The thing that is particularly concern-making, is that the staff had no clue. The initial report was from KING-TV that the parent Hearst group was going to offer the paper for sale. The newspaper itself had no clue, and the various reporters seem struck dumb by the suddenness of the decision. This is a concern not only for the P-Iers, but for anyone whose corporate masters are not within throttling distance. Those who chose to close the P-I were far removed from those who are to take the hit.

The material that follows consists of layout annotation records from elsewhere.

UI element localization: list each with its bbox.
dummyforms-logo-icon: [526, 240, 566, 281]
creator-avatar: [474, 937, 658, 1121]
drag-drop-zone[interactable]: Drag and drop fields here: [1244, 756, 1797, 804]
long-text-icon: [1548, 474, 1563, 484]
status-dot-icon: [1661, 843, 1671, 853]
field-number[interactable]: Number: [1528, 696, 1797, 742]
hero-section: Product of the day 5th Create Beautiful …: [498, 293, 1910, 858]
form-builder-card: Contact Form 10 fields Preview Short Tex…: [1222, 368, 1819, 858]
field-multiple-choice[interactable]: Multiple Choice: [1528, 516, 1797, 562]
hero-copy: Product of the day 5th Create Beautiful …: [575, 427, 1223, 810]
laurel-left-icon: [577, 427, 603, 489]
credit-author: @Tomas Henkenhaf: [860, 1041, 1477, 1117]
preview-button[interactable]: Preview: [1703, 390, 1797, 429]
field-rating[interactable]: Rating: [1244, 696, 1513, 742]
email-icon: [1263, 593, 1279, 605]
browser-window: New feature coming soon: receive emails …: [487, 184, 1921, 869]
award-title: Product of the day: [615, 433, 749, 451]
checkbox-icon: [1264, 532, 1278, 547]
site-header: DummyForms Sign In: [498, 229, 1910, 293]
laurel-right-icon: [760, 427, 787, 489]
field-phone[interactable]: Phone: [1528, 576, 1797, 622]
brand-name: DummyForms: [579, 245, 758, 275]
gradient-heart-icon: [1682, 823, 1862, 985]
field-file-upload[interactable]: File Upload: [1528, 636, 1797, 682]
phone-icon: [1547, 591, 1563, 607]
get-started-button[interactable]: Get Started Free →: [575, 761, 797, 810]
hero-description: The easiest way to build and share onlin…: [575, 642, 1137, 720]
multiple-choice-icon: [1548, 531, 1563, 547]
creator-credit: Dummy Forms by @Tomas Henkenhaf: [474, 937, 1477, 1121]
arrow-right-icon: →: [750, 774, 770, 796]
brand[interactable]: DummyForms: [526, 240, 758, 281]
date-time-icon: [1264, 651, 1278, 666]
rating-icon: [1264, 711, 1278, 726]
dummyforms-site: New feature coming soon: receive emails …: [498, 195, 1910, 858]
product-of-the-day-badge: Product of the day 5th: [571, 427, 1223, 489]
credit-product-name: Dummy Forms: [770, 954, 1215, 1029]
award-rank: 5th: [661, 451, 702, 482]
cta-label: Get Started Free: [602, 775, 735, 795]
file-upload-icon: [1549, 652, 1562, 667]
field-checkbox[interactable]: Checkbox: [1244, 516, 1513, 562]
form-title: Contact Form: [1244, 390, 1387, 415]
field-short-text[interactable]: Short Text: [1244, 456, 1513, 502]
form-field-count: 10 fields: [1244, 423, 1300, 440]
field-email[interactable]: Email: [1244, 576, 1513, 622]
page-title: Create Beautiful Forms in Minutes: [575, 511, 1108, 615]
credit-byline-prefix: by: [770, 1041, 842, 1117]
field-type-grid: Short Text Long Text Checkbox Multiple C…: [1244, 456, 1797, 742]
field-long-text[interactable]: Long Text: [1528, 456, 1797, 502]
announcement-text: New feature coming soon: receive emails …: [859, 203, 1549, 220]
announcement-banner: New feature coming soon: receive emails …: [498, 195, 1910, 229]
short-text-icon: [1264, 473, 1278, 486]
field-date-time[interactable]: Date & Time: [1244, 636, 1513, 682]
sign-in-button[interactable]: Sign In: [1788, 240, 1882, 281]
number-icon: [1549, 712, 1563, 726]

So we may go to one major daily, or maybe none (despite the perky concern-trolling from the Times on this, it ain't in great shape, and the idea that a major client for its printing is evaporating make not make up for the fact that a major competitor is going away. Over on the free weeklies side, the Seattle Weekly continues its painful diminution into irrelevancy, guided by the same people who are destroying the LA Weekly. Of the newsprint media, the Stranger, of all people, seems to be the strongest, yet that is supported by a extremely viable and vibrant online presence.
Mind you, the current economic crisis is the reason for "why now" in the same way that extremely cold winter is why great-grandma finally passed on. In reality, the symptoms have been evident for some time, and in many ways the recession gives management the cover to abandon all attempts to rebuild reader base and throw the readers to the wolves in hopes that the sleigh escapes.